Note from NY: The Liquid Factor

By Tim Roseborough, from NYC’s Armoury Week

I’d like to point out a micro-trend in some of the New York Chelsea galleries I visited, this week. I’ll call it the “Liquid Factor.”


Miroslaw Balka’s “The Order of Things,” at Barbara Gladstone Gallery, is a monumental installation comprised of two massive steel tanks that recall the work of Richard Serra. The tanks are positioned under two rubber hoses that continually spout a loud rush of black water. The installation is impressive in both scale and presentation. The viewer is led to a small door in the quiet gallery lobby and then finds him- or herself overwhelmed by this loud and imposing structure that resides on just the other side of the door.

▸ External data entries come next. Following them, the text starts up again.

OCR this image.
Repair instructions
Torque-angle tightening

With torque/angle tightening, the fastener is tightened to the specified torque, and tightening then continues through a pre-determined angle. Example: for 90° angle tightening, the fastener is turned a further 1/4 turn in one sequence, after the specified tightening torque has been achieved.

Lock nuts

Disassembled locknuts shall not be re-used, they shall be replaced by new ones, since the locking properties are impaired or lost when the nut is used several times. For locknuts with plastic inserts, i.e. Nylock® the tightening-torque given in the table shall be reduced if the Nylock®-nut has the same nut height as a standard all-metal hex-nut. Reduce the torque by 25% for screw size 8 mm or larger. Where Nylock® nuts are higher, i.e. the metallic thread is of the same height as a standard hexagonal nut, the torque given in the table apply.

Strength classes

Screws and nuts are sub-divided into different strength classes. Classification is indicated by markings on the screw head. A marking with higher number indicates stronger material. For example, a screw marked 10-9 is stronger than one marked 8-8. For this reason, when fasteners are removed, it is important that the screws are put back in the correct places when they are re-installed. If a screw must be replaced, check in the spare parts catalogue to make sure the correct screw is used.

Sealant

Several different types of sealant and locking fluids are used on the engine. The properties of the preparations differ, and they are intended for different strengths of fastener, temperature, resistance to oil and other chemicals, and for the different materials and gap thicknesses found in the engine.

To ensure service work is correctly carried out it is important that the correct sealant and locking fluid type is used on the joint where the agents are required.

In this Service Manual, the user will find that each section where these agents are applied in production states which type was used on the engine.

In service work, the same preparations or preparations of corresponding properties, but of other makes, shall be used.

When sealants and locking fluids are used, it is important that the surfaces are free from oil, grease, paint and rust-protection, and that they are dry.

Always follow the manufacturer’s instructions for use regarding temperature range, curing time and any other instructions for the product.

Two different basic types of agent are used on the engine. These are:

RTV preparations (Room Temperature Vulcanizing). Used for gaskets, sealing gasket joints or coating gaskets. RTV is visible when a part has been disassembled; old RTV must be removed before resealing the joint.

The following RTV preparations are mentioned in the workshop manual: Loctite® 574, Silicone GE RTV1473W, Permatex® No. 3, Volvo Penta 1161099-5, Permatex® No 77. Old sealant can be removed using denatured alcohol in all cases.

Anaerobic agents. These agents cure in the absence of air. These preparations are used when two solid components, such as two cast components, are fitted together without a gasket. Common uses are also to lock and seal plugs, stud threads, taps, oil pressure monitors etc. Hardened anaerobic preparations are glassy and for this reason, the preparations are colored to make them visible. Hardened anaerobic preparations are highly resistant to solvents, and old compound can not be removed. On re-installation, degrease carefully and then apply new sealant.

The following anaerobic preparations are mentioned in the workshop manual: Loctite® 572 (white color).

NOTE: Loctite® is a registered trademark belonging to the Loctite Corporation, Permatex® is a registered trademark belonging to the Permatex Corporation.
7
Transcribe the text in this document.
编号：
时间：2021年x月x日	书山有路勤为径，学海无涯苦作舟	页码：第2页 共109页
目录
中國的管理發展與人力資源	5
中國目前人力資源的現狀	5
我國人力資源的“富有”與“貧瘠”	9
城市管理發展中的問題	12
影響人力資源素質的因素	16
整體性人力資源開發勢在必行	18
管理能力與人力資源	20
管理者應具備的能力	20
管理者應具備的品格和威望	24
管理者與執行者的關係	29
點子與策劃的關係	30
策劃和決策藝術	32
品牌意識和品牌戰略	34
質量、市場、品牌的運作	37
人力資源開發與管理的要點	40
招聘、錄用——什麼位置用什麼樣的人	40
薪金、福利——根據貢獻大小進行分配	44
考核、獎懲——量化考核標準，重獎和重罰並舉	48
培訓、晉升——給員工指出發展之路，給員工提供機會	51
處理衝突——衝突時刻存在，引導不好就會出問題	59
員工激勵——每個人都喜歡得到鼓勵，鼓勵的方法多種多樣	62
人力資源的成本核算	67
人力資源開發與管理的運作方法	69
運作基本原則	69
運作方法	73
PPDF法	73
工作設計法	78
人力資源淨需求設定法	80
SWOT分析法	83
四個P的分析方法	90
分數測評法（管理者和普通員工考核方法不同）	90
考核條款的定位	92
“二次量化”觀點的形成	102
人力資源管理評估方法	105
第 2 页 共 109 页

In Doug Aitken’s “100 Years,” at 303 Gallery, the viewer is presented with a rhythmically timed flow of ceiling-fed water drops that fall into a sunken pool in the center of the gallery. In addition, another piece features the word “Art” rendered in three dimensions and perpetually dripping with a caramel-like liquid. You can view a video of Aitken’s installation at


I can’t attribute any true trend or theme to these pieces, but the use of liquids is interesting in that it brings an element of change and motion to sculpture, which is otherwise thought of as static. These sculptures are truly never the same at any one time.